Splunk Add-on for Check Point OPSEC LEA: Non-Audit data retrieval fails with "'utf8' codec can't decode byte 0xa0 in position 572: invalid start byte"

jamesarmitage
Path Finder

When using "Non-Audit" as the data input, I am able to retrieve a few lines, and then the input fails.
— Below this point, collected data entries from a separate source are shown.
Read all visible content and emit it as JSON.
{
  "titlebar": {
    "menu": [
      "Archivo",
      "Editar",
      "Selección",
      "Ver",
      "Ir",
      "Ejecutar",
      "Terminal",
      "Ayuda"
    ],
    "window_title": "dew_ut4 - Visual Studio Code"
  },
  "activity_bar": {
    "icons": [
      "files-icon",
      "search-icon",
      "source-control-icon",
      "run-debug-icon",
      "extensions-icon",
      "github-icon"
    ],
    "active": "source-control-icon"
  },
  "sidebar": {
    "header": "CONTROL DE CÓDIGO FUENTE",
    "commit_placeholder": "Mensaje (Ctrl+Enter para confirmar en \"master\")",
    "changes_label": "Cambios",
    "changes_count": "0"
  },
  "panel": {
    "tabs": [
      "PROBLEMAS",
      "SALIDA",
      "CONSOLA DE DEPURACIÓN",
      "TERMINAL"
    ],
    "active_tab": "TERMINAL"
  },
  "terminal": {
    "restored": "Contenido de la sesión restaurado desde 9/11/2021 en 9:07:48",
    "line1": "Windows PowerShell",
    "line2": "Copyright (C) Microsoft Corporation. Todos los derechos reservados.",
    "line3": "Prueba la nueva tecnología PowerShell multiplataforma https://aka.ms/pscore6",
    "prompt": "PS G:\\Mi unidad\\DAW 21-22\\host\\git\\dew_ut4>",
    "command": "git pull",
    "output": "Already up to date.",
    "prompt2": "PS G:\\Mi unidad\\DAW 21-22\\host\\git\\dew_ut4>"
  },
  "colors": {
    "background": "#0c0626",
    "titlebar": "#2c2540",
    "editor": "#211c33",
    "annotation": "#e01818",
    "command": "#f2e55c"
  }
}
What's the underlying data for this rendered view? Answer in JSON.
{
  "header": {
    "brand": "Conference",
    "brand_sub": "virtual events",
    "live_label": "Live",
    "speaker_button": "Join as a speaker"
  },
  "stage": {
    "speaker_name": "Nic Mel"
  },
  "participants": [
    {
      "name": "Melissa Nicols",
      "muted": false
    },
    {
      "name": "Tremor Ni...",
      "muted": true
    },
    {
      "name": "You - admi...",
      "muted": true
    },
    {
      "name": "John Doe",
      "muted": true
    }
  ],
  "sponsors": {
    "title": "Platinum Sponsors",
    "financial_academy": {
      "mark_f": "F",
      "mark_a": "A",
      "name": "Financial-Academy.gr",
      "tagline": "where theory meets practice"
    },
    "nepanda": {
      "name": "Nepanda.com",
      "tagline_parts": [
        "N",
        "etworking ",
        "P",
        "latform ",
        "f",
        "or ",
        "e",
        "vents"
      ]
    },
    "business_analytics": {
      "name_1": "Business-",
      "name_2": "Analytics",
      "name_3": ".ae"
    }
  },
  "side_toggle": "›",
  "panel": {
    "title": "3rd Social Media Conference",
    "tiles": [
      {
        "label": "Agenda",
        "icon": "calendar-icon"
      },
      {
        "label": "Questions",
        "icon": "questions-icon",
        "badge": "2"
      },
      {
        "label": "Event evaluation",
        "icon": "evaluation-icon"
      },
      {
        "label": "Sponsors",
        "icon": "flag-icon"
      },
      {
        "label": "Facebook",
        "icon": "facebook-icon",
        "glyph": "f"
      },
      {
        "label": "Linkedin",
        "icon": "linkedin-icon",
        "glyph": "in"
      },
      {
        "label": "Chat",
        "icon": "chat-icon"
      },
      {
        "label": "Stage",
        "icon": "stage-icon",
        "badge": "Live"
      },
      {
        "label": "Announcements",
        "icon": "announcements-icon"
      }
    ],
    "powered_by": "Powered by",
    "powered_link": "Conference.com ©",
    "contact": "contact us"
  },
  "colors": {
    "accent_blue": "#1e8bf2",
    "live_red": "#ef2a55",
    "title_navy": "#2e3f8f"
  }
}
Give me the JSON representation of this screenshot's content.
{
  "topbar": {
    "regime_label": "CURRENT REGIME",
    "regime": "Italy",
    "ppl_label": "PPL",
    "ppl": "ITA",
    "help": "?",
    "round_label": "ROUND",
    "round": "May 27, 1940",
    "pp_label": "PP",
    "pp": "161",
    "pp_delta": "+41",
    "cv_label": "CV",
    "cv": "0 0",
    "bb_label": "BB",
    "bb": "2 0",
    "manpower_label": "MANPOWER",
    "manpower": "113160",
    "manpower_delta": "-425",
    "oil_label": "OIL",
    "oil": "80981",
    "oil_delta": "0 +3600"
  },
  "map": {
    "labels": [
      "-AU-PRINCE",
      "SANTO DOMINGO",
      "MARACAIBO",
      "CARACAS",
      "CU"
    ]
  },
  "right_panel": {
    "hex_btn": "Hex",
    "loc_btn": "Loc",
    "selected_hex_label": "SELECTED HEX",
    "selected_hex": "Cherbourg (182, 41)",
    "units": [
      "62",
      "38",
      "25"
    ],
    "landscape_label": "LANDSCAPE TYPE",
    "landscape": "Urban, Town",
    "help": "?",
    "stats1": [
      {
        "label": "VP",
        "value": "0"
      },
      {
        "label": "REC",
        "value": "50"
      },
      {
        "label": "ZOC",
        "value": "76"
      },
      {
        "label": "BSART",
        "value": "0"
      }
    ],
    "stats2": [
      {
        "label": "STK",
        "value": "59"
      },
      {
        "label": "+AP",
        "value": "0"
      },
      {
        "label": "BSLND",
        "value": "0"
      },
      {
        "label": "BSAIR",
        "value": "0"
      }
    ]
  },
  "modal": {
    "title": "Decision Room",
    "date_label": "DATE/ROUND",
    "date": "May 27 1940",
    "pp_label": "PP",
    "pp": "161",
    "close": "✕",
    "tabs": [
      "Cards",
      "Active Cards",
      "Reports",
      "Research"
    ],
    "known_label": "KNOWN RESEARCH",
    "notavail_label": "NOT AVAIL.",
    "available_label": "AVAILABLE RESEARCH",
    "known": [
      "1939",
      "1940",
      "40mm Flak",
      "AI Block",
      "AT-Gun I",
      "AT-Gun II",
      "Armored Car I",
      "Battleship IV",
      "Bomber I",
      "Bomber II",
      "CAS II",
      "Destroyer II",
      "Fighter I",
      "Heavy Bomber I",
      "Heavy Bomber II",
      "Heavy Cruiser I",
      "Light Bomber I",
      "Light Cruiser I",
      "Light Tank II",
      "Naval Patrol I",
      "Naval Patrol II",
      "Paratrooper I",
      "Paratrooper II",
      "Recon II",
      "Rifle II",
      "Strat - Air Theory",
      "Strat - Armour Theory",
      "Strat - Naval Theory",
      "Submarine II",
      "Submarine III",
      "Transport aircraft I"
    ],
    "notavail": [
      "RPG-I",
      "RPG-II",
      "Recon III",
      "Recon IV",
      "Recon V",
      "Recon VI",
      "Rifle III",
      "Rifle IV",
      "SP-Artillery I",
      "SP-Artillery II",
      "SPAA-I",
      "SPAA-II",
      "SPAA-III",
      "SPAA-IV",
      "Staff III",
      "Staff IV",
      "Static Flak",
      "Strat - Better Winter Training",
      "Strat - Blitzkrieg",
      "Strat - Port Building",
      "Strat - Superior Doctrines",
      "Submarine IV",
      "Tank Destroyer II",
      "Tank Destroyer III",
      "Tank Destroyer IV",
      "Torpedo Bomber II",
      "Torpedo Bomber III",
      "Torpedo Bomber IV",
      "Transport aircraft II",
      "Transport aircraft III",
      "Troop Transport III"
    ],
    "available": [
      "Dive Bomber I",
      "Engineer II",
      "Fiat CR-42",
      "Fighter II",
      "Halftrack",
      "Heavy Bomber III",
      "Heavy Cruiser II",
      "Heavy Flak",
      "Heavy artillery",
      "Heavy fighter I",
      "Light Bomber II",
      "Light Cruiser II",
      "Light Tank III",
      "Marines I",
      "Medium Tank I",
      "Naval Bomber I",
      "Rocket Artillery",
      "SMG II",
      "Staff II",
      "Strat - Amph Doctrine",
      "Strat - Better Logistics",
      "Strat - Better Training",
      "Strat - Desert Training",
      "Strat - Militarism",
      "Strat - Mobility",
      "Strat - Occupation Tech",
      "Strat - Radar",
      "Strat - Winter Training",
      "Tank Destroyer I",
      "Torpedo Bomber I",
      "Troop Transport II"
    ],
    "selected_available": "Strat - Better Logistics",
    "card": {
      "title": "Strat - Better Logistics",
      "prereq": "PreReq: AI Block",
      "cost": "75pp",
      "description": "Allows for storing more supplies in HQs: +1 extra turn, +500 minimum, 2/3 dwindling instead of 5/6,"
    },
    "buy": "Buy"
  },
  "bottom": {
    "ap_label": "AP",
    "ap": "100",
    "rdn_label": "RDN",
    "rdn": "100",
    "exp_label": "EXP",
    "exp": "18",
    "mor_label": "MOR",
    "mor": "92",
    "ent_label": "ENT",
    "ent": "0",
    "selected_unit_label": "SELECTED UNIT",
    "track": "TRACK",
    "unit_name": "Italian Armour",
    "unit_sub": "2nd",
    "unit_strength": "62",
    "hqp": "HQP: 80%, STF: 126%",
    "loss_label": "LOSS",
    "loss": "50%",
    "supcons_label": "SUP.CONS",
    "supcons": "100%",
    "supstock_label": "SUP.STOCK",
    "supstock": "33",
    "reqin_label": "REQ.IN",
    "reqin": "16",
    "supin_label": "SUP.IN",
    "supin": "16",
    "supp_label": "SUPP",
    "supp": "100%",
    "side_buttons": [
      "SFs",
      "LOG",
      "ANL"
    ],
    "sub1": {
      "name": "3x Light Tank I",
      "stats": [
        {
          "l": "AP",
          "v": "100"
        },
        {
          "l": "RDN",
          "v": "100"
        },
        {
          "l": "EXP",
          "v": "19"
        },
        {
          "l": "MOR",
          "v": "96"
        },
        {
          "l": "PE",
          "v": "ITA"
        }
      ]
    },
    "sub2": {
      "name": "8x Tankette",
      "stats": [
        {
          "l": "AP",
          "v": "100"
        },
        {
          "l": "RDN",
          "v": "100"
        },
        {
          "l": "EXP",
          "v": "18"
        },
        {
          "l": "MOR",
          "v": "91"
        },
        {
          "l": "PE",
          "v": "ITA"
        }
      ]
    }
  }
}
Other input settings work as intended.

While I was monitoring the output of /opt/splunk/var/log/splunk/splunk_ta_checkpoint-opseclea_modinput.log I noticed the following:

2016-06-27 16:46:37,129 +0000 log_level=INFO, pid=28652, tid=Thread-9, file=ta_opseclea_data_collector.py, func_name=get_logs, code_line_no=62 | [input_name="fwmgmtp02-nonAudit" connection="fwmgmtp02" data="non_audit"]log_level=2 file:lea_loggrabber.cpp func_name:read_fw1_logfile_collogs code_line_no:2052 :LEA collected logfile handler was invoked
2016-06-27 16:47:02,901 +0000 log_level=ERROR, pid=28652, tid=Thread-1, file=event_writer.py, func_name=_do_write_events, code_line_no=79 | EventWriter encounter exception which maycause data loss, queue leftsize=838
Traceback (most recent call last):
  File "/opt/splunk/etc/apps/Splunk_TA_checkpoint-opseclea/bin/splunk_ta_checkpoint_opseclea/splunktalib/event_writer.py", line 62, in _do_write_events
    for evt in event:
  File "/opt/splunk/etc/apps/Splunk_TA_checkpoint-opseclea/bin/splunk_ta_checkpoint_opseclea/splunktaucclib/data_collection/ta_data_collector.py", line 59, in <genexpr>
    index, scu.escape_cdata(event.event)) for event
  File "/opt/splunk/etc/apps/Splunk_TA_checkpoint-opseclea/bin/splunk_ta_checkpoint_opseclea/splunktalib/common/util.py", line 71, in escape_cdata
    data = data.encode("utf-8", errors="xmlcharrefreplace")
UnicodeDecodeError: 'utf8' codec can't decode byte 0xa0 in position 572: invalid start byte
2016-06-27 16:47:02,914 +0000 log_level=INFO, pid=28652, tid=Thread-1, file=event_writer.py, func_name=_do_write_events, code_line_no=84 | Event writer stopped, queue leftsize=849
2016-06-27 16:47:02,915 +0000 log_level=INFO, pid=28652, tid=Thread-4, file=ta_data_collector.py, func_name=_write_events, code_line_no=122 | [input_name="fwmgmtp02-nonAudit" data="non_audit"]  the event queue is closed and the received data will be discarded
2016-06-27 16:47:02,915 +0000 log_level=INFO, pid=28652, tid=Thread-4, file=ta_data_collector.py, func_name=index_data, code_line_no=114 | [input_name="fwmgmtp02-nonAudit" data="non_audit"]  End of indexing data for fwmgmtp02-nonAudit_non_audit

It seems that only the Non-Audit setting is retrieving unexpected Unicode values

UnicodeDecodeError: 'utf8' codec can't decode byte 0xa0 in position 572: invalid start byte

at which point the process hangs and indexing stops. The opsec_lea connection stays up, however, event processing is halted.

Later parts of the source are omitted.